Spontaneous synaptic events in striatal neurons during the down state (current clamp) in spiny projection neurons (SP; A) and fast spiking interneurons (FS; B). Traces represent contiguous segments. Activity is characterized by the presence of spontaneous events that resemble synaptic inputs at down-state potential. ▴, Identified events; ▵, putative events missed by the algorithm or misclassified. Down-state potential is -93 mV (SP) and -57 mV (FS), respectively. Note the occurrence of multiple PSPs with an IEI too short for the membrane potential to return to resting potential in the FS. C, Rise time versus amplitude is uncorrelated for both spiny projection neurons and fast spiking interneurons, suggesting a heterogeneous population of synapses. D, Summary of PSP slope characteristics for all neurons. Low R² values indicate the absence of correlation between PSP amplitude and PSP rise time. Similarly, relatively high coefficient of variation (CV) values demonstrate large variations in PSP slope for all neurons.

Figure 4.

Density function of spontaneous postsynaptic events for the population of spiny projection neurons (SP) and fast spiking interneurons (FS) in current clamp. Amplitude (A), rise time (B), and population IEI (C) distributions do not differ between both classes.

Figure 5.

Spontaneous synaptic currents in striatal neurons during the down state in voltage clamp in a spiny projection neuron (SP; A) and a fast spiking interneuron (FS; B). Traces represent contiguous segments. Activity is characterized by the presence of spontaneous events that resemble synaptic currents. ▾, Identified events; ▿, putative events missed by the algorithm or misclassified. Holding potential is -78 mV (SP) and -66 mV (FS), respectively. C, Rise time versus amplitude is uncorrelated for both SP and FS, suggesting a heterogeneous population of synapses. D, Mean amplitude is highly correlated with mean slope (Pearson's r = 0.95), indicating a small variation in mean rise time among neurons.

Figure 6.

Density function and cumulative distribution of PSCs for the population of spiny projection neurons (SP) and fast spiking interneurons (FS).

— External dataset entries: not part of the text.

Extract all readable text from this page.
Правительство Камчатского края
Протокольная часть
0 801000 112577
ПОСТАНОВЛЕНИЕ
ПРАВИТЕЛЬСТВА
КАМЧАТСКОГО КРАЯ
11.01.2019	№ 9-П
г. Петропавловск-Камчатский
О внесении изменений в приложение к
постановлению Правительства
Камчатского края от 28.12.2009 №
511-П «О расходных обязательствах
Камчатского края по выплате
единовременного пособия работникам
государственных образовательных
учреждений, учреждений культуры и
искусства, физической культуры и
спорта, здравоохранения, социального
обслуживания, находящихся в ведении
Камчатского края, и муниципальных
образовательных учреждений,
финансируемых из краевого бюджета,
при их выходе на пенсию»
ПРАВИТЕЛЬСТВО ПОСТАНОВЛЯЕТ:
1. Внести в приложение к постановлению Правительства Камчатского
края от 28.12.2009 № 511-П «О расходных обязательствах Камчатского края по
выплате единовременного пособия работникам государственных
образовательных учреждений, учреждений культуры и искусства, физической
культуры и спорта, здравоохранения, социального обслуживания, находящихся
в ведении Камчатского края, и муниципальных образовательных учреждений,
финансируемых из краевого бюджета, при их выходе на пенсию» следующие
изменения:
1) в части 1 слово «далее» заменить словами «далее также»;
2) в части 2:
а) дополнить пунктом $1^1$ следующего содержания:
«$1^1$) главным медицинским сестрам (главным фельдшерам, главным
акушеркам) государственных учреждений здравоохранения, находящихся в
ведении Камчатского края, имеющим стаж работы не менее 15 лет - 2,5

Amplitude distribution (A), rise time distribution (B), and IEI distribution (C) do not differ between neuronal types.

Figure 7.

Striatal neurons receive ∼200 synaptic inputs during up states. A, B, Example up states for spiny projection neurons (SP) and fast spiking interneurons (FS). Top trace, Current clamp. Bottom trace, Voltage clamp. V_H = -77 mV for SP and -66 mV for FS. C, D, Summary statistics for total number of synaptic inputs during up states (C) and average synaptic input frequency (D) for both neuronal types. E, Up-state duration is correlated with the number of synaptic inputs (r = 0.79) for the population of neurons (excluding one outlier with a charge of -0.67), suggesting that input frequency during up states is stationary.

Figure 8.

Up and down states receive a significant number of GABAergic inputs. Spontaneous activity in a spiny projection neuron (SP; left) and fast spiking interneuron (FS; right) during down state (A, B) and upstate (C, D) at different holding potentials. E, In the presence of the glutamate receptor antagonists CNQX (20 μm) and APV (50 μm), all spontaneous PSCs were reversed and blocked by local application of picrotoxin. Bars indicate clamp voltage and application of picrotoxin. Insets show traces on an expanded time scale.

Figure 9.

The correlation in population reversal potential between up and down states suggests that the fraction of GABAergic inputs is stable in both states for each neuron. A, Up-state charge for spiny projection neurons (SP) and fast spiking interneurons (FS) reverses between -60 and 0 mV. Numbers indicate the number of neurons tested for each holding potential. B, Reversal potential for up-state charge correlates highly with reversal potential of charge for unitary down-state PSCs (R² = 0.90).